China ameaça cancelar vistos de jornalistas que cobrem ‘protestos’
A paranoia que tomou conta das autoridades de Pequim depois que mensagens anônimas na internet convocaram manifestações contra o governo levou a polícia a intimar nos últimos dias quase 30 correspondentes estrangeiros para interrogatórios que pareciam sessões de intimidação.
Ontem à noite foi a minha vez. Todos os encontros ocorrem no departamento responsável pela concessão de vistos aos jornalistas, a maioria dos quais foi alertada de que poderão ter sua autorização de trabalho revogada caso não respeitem as regras do país. No meu caso, a advertência foi feita logo no começo da conversa.
O que provocou as ameaças foi a presença dos correspondentes no domingo na Wangfujing, uma das principais ruas comerciais de Pequim, apontada pela convocação anônima como local do protesto _que não chegou a ocorrer. No domingo anterior, praticamente todos que escreveram sobre o assunto disseram que havia mais policiais e jornalistas no lugar do que manifestantes. Provavelmente o tom seria o mesmo na cobertura da segunda tentativa de mobilização e logo o assunto seria esquecido.
Mas a ocupação da área por um imenso aparato de segurança e a agressão a jornalistas que tentavam realizar seu trabalho acabaram se transformando na principal notícia no domingo. O policial com quem me “reuni” ontem afirmou no meio da conversa que algo semelhante à Revolução do Jasmim que varre o mundo árabe jamais acontecerá na China, onde o povo ama o Partido Comunista e está extremamente satisfeito. A questão é: se o governo está tão seguro disso, por que reprimir de maneira tão violenta algo que nem chegou a ocorrer?
No fim do encontro, o policial pediu que eu assinasse um documento dizendo que nunca mais escreveria sobre a Revolução do Jasmim chinesa (que até agora não aconteceu…). Eu me recusei. Ele pediu então que eu prometesse verbalmente não escrever mais sobre o assunto, o que também recusei. Depois disso o encontro foi encerrado, com o policial dizendo que havia dado o seu recado: se eu voltar a descumprir as regras, meu visto será cancelado.
O problema é que na China não há clareza sobre o que é proibido ou permitido e a fronteira muda constantemente, de acordo com os interesses do governo. Isso não se aplica só aos correspondentes estrangeiros, mas também aos cidadãos do país. Em tese, os jornalistas podem desde 2008 visitar qualquer lugar _com exceção do Tibete_ e entrevistar qualquer pessoa que concorde em dar declarações. Não é necessário pedir autorização prévia de ninguém, segundo norma aprovada pelo Conselho de Estado da China alguns meses antes da Olimpíada de Pequim.

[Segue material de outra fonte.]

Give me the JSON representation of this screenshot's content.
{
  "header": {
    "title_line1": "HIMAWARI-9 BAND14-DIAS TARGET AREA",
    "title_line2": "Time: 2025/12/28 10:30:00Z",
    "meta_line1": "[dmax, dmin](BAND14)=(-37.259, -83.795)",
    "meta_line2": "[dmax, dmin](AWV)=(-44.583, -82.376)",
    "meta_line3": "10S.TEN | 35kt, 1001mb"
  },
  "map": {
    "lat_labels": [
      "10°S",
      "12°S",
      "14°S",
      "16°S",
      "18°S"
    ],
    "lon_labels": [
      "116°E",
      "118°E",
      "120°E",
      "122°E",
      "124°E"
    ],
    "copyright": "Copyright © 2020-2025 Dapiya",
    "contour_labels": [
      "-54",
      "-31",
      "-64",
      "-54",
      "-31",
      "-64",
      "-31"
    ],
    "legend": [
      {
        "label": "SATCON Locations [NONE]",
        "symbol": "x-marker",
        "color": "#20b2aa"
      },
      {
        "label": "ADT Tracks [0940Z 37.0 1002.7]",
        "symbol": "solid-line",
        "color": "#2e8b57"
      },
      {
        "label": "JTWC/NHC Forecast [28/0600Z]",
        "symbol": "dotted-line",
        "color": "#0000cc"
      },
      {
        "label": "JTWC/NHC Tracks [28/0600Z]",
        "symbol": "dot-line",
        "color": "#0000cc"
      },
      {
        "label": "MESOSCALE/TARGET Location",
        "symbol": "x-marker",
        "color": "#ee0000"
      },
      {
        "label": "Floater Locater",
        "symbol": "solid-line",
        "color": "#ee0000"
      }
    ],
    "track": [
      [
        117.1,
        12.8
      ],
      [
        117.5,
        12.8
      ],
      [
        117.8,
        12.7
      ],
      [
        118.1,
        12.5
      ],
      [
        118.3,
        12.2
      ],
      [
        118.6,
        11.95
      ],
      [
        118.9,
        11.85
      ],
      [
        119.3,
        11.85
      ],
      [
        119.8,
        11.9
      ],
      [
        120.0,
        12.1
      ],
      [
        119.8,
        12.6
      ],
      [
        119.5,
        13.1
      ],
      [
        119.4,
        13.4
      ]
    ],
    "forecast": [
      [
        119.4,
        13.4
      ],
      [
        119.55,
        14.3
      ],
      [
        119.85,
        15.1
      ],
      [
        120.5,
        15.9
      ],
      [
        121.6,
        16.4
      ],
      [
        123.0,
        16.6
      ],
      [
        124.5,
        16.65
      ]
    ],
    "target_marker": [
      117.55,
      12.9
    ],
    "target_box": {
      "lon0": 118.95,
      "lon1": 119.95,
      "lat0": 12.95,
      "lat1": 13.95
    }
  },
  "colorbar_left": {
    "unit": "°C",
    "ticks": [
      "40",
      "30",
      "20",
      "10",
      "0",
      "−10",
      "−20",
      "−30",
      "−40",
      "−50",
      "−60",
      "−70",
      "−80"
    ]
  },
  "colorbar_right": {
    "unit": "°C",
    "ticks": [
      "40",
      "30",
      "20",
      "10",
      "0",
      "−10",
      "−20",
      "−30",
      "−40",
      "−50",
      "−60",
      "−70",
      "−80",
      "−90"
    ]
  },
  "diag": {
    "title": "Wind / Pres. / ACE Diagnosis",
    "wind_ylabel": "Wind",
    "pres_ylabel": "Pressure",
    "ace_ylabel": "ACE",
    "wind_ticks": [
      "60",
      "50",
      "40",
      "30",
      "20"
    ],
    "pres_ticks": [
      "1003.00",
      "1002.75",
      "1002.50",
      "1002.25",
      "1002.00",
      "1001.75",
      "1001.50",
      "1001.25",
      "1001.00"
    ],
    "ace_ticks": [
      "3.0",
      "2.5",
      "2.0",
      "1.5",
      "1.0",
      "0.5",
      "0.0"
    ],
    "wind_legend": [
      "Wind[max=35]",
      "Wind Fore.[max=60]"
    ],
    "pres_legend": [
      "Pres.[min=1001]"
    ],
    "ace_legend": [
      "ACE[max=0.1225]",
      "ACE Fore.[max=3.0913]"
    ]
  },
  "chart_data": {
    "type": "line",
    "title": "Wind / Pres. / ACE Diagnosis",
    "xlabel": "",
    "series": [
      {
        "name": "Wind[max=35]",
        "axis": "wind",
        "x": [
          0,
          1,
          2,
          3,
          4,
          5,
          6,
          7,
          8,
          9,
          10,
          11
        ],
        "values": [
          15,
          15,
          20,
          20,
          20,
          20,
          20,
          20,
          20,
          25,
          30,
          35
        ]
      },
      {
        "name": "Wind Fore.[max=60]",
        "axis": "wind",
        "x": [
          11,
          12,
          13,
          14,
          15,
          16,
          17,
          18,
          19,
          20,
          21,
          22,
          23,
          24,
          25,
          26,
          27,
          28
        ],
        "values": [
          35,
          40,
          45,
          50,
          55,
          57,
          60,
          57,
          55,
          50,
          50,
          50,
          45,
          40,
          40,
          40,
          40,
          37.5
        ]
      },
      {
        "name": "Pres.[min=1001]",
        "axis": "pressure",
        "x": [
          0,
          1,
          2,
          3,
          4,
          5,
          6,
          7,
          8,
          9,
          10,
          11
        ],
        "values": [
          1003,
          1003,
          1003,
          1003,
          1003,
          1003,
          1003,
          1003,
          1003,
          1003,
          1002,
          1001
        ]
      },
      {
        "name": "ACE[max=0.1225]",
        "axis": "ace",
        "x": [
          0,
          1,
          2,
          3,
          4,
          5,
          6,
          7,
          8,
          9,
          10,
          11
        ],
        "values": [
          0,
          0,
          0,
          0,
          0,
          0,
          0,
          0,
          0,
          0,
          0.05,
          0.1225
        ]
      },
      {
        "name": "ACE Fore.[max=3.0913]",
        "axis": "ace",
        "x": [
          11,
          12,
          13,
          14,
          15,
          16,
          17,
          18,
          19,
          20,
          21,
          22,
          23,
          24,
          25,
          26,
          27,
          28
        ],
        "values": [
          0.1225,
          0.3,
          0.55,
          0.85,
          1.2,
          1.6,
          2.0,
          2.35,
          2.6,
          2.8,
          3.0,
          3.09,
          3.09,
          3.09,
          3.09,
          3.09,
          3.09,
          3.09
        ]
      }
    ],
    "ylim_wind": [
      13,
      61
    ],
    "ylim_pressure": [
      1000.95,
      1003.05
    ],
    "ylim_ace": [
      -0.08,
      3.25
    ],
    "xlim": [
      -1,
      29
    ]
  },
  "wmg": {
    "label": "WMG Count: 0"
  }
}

Com o interesse em torno da Wangfujing, o governo lançou mão de uma regulamentação da administração da região, segundo a qual atividades jornalísticas só podem ser realizadas no local mediante autorização. Nenhum correspondente havia sido informado previamente da exigência, que tem data de 1º de janeiro de 2011. Além disso, é absurdo imaginar que a orientação de administradores regionais de Pequim se sobreponha a uma determinação do Conselho de Estado…Mas o governo tem um instrumento na mão para dar um tosco verniz de legalidade à sua exigência de que os jornalistas não pisem na Wangfujing nos domingos _a mensagem anônima convoca demonstrações semanais por tempo indeterminado.
Xie Qingdong, do Departamento de Administração e Construção da Wangfujing, disse à agência de notícias Reuters que a restrição existe desde 2000, mas só foi escrita há dois meses. “As regras não eram muito específicas, por isso nós as atualizamos. Nós sempre pedimos que as pessoas pedissem permissão antes de realizar reportagens. Isso não estava escrito de maneira tão específica antes.”